Aplastic anemia and other forms of bone marrow failure have clinical and laboratory features consistent with a possible viral etiology followed by immunological pathophysiology. Patients have evidence of activation of cytotoxic lymphocytes and excessive lymphokine production. Using molecular methods, we have shown that the genes for gamma-interferon and lymphotoxin are over-expressed locally in the bone marrow in patients with aplastic anemia. The bone marrow is also the local site of increased activated cytotoxic lymphocytes. Immunological activation in aplastic anemia may be due to a viral infection. The hepatitis/aplasia syndrome, which is non-A non-B non-C by serology and DNA studies, is the best clinical example of virus-incited marrow failure. However, we have been unable to detect viral sequences using a variety of molecular methodologies in fulminant hepatitis liver specimens of similar serologic and molecular character. The mechanism of interferon suppression of hematopoiesis has been elucidated by study of the Fas system. In tissue culture, gamma interferon induces Fas expression on hematopoietic cells, and activation of the Fas receptor is synergistic with lymphokine suppression of hematopoiesis at multiple stages of differentiation.

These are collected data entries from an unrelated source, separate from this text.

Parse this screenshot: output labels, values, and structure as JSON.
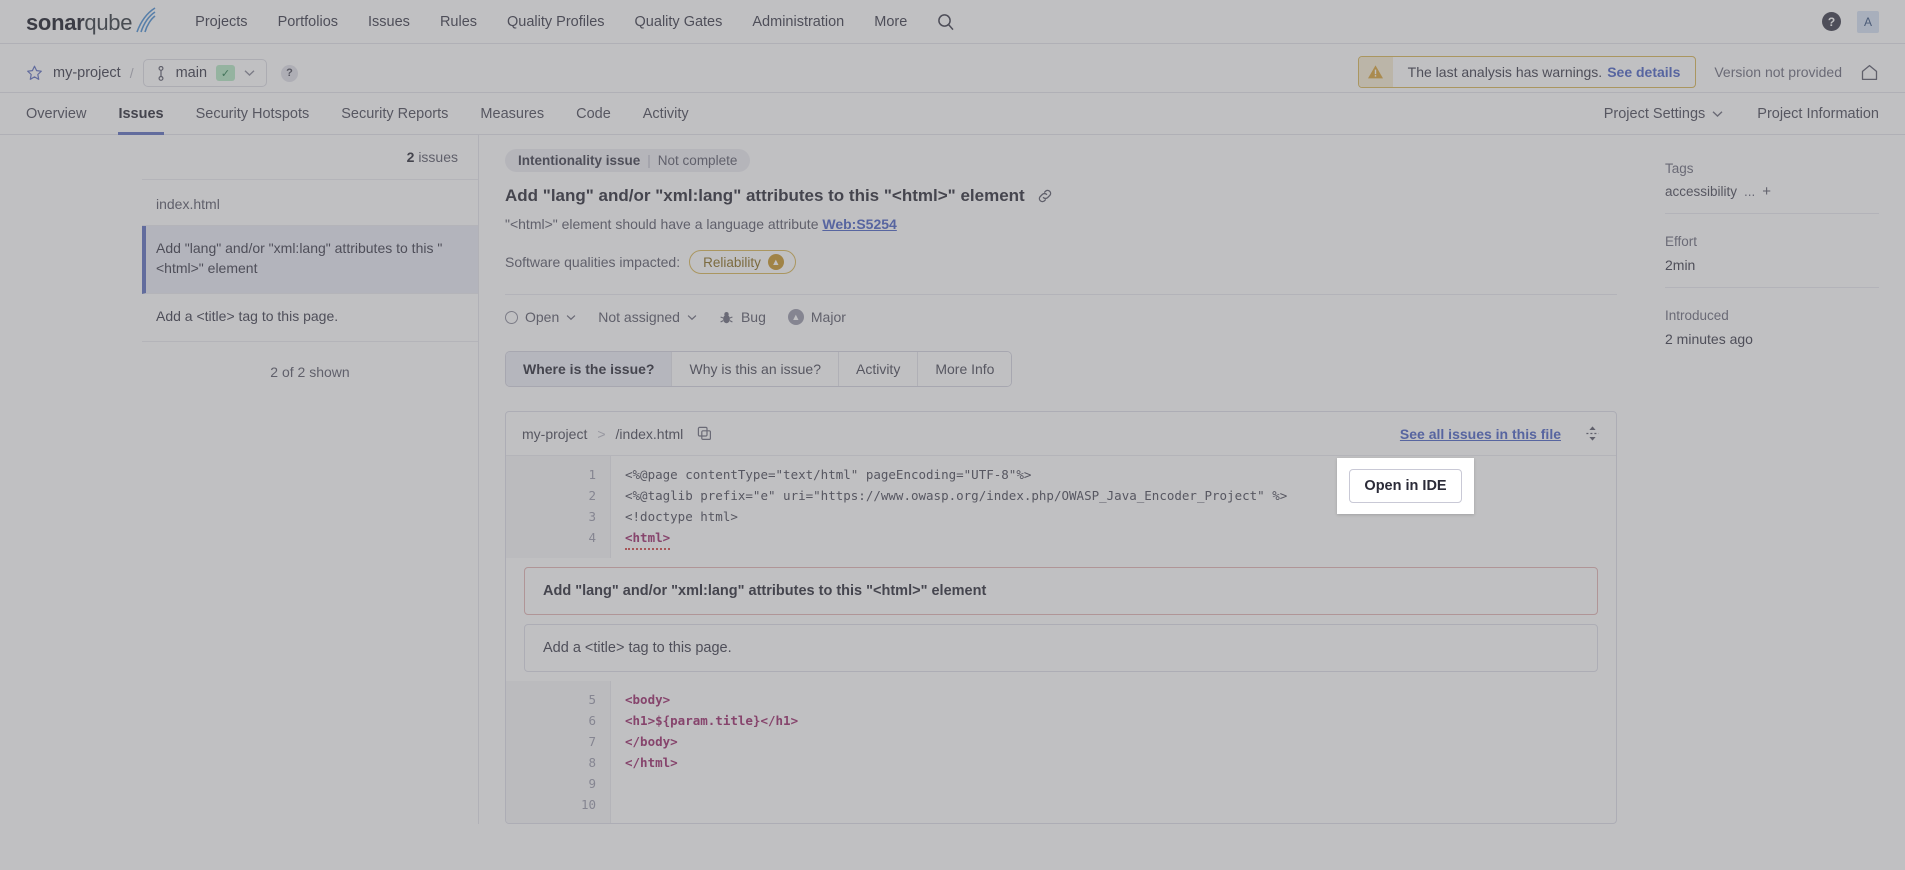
{
  "global_nav": {
    "logo": {
      "bold": "sonar",
      "light": "qube"
    },
    "items": [
      {
        "label": "Projects"
      },
      {
        "label": "Portfolios"
      },
      {
        "label": "Issues"
      },
      {
        "label": "Rules"
      },
      {
        "label": "Quality Profiles"
      },
      {
        "label": "Quality Gates"
      },
      {
        "label": "Administration"
      },
      {
        "label": "More"
      }
    ],
    "search_icon": "search-icon",
    "help_badge": "?",
    "avatar_initial": "A"
  },
  "project_header": {
    "project_name": "my-project",
    "separator": "/",
    "branch": "main",
    "quality_gate_state": "passed",
    "help_badge": "?",
    "warning": {
      "text": "The last analysis has warnings.",
      "link": "See details"
    },
    "version": "Version not provided",
    "home_icon": "home-icon"
  },
  "tabs": {
    "items": [
      {
        "label": "Overview",
        "active": false
      },
      {
        "label": "Issues",
        "active": true
      },
      {
        "label": "Security Hotspots",
        "active": false
      },
      {
        "label": "Security Reports",
        "active": false
      },
      {
        "label": "Measures",
        "active": false
      },
      {
        "label": "Code",
        "active": false
      },
      {
        "label": "Activity",
        "active": false
      }
    ],
    "right": [
      {
        "label": "Project Settings"
      },
      {
        "label": "Project Information"
      }
    ]
  },
  "sidebar": {
    "count_number": "2",
    "count_label": "issues",
    "file_name": "index.html",
    "issues": [
      {
        "text": "Add \"lang\" and/or \"xml:lang\" attributes to this \"<html>\" element",
        "selected": true
      },
      {
        "text": "Add a <title> tag to this page.",
        "selected": false
      }
    ],
    "shown_count": "2 of 2 shown"
  },
  "issue": {
    "badge_primary": "Intentionality issue",
    "badge_separator": "|",
    "badge_secondary": "Not complete",
    "title": "Add \"lang\" and/or \"xml:lang\" attributes to this \"<html>\" element",
    "link_icon": "link-icon",
    "description": "\"<html>\" element should have a language attribute",
    "rule_key": "Web:S5254",
    "software_qualities_label": "Software qualities impacted:",
    "software_quality": "Reliability",
    "status": "Open",
    "assignee": "Not assigned",
    "type": "Bug",
    "severity": "Major",
    "segmented_tabs": [
      {
        "label": "Where is the issue?",
        "active": true
      },
      {
        "label": "Why is this an issue?",
        "active": false
      },
      {
        "label": "Activity",
        "active": false
      },
      {
        "label": "More Info",
        "active": false
      }
    ]
  },
  "code_viewer": {
    "breadcrumb_project": "my-project",
    "breadcrumb_sep": ">",
    "breadcrumb_file": "/index.html",
    "copy_icon": "copy-icon",
    "see_all_link": "See all issues in this file",
    "expand_icon": "expand-collapse-icon",
    "line_numbers_before": [
      "1",
      "2",
      "3",
      "4"
    ],
    "lines_before": [
      "<%@page contentType=\"text/html\" pageEncoding=\"UTF-8\"%>",
      "<%@taglib prefix=\"e\" uri=\"https://www.owasp.org/index.php/OWASP_Java_Encoder_Project\" %>",
      "<!doctype html>",
      "<html>"
    ],
    "inline_messages": [
      {
        "text": "Add \"lang\" and/or \"xml:lang\" attributes to this \"<html>\" element",
        "primary": true
      },
      {
        "text": "Add a <title> tag to this page.",
        "primary": false
      }
    ],
    "line_numbers_after": [
      "5",
      "6",
      "7",
      "8",
      "9",
      "10"
    ],
    "lines_after": [
      "  <body>",
      "    <h1>${param.title}</h1>",
      "  </body>",
      "</html>",
      "",
      ""
    ]
  },
  "right_column": {
    "tags_label": "Tags",
    "tag": "accessibility",
    "tag_more": "...",
    "tag_add": "+",
    "effort_label": "Effort",
    "effort_value": "2min",
    "introduced_label": "Introduced",
    "introduced_value": "2 minutes ago"
  },
  "popup": {
    "open_in_ide": "Open in IDE"
  },
  "colors": {
    "accent": "#5e6ebf",
    "link": "#4b62c4",
    "warning_border": "#d9b757",
    "quality_gate_ok": "#b6e8c4",
    "severity_major": "#9a9aab",
    "reliability": "#c9962a"
  }
}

Program cell death in hematopoiesis may be linked to nitric oxide production, and we have shown that CD34+ cells containing hematopoietic progenitors and stem cells are both susceptible to nitric oxide and contain an inducible nitric oxide synthetase. Finally, in our large clinical trial of intensive immunosuppression in severe aplastic anemia, which has enrolled over 55 patients, we have demonstrated a marked improvement in hematologic responses and survival compared to antithymocyte globulin alone. Therapy has been effective in children and in severely neutrophenic patients.

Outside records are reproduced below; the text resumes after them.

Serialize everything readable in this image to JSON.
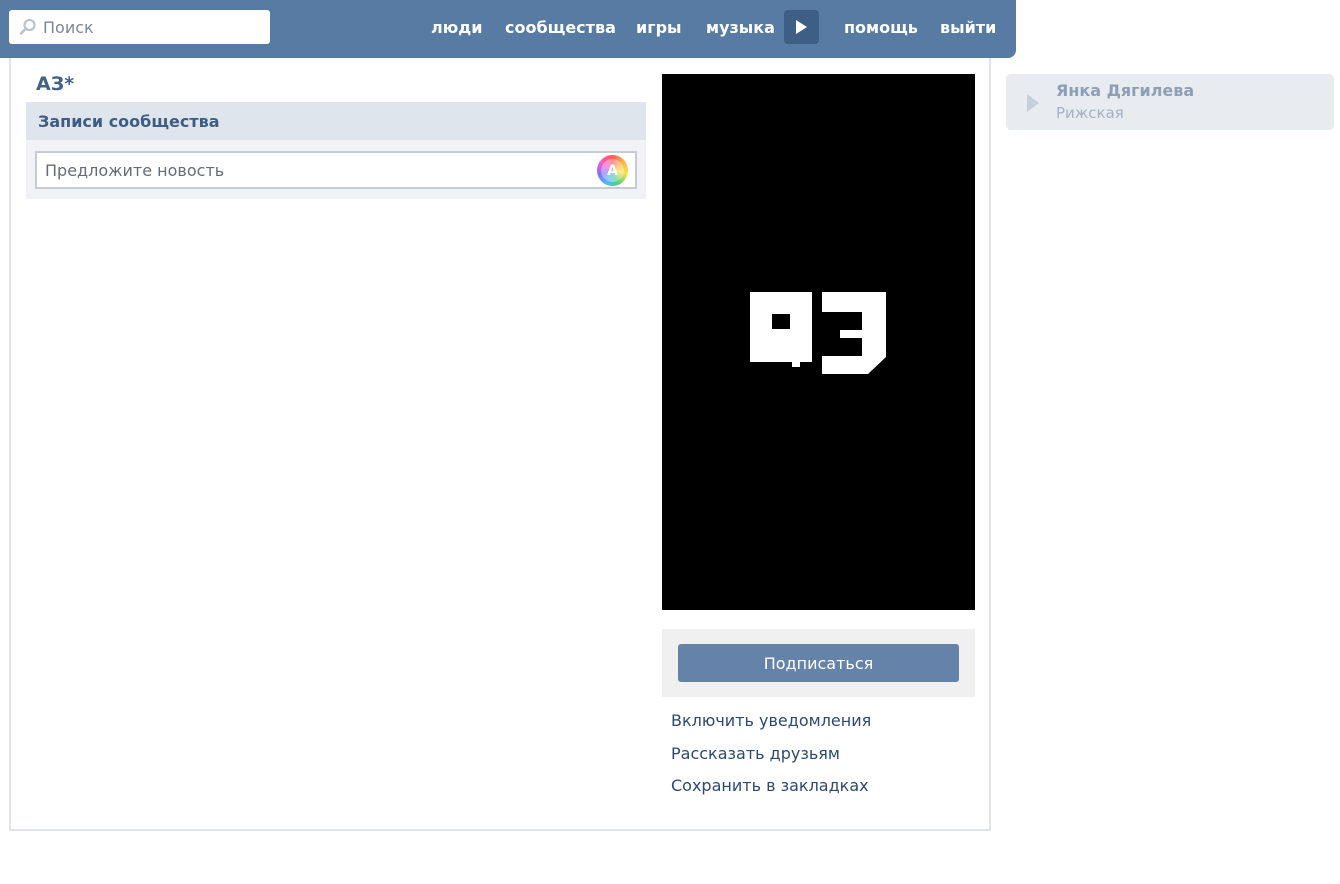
{
  "header": {
    "search_placeholder": "Поиск",
    "nav": {
      "people": "люди",
      "communities": "сообщества",
      "games": "игры",
      "music": "музыка",
      "help": "помощь",
      "logout": "выйти"
    }
  },
  "group": {
    "title": "АЗ*",
    "cover_text": "АЗ"
  },
  "wall": {
    "header": "Записи сообщества",
    "suggest_placeholder": "Предложите новость",
    "poster_icon_letter": "A"
  },
  "sidebar": {
    "subscribe_label": "Подписаться",
    "actions": [
      {
        "label": "Включить уведомления"
      },
      {
        "label": "Рассказать друзьям"
      },
      {
        "label": "Сохранить в закладках"
      }
    ]
  },
  "now_playing": {
    "artist": "Янка Дягилева",
    "track": "Рижская"
  },
  "colors": {
    "header_bg": "#587ba3",
    "button_bg": "#6583a8",
    "link": "#2d4a6b"
  }
}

再生障碍性贫血和其他形式的骨髓衰竭有临床和 实验室特征与可能的病毒病原学一致 通过免疫病理生理学。患者有激活的证据 细胞毒性淋巴细胞和过多的淋巴因子产生。vbl.使用 分子方法，我们已经证明了γ-干扰素和 淋巴毒素在患者骨髓局部过度表达 患有再生障碍性贫血。骨髓也是沙门氏菌 活化的细胞毒性淋巴细胞增多。中国人的免疫激活 再生障碍性贫血可能是由病毒感染引起的。肝炎/再生障碍性贫血 综合征，通过血清学和DNA研究是非A非B非C的，是 病毒引起的骨髓衰竭的最佳临床案例。然而，我们有 无法使用各种分子检测病毒序列 血清学相似的重型肝炎肝标本的方法学研究 和分子特征。干扰素抑制慢性粒细胞白血病的机制 通过对Fas系统的研究，已经阐明了造血的作用。在组织中 培养，γ干扰素诱导造血细胞Fas表达， Fas受体的激活与淋巴因子具有协同作用 在多个分化阶段的造血抑制。 造血过程中程序性细胞死亡可能与一氧化氮有关 产生，我们已经证明CD34+细胞含有造血细胞 祖细胞和干细胞都容易受到一氧化氮和 含有诱导型一氧化氮合酶。最后，在我们的大范围内 强化免疫抑制治疗重型再生障碍性贫血的临床研究 它已经招募了超过55名患者，我们已经展示了一个显著的 血液学反应和存活率的改善 单独使用抗胸腺细胞球蛋白。治疗对儿童和 在严重中性粒细胞缺乏的患者中。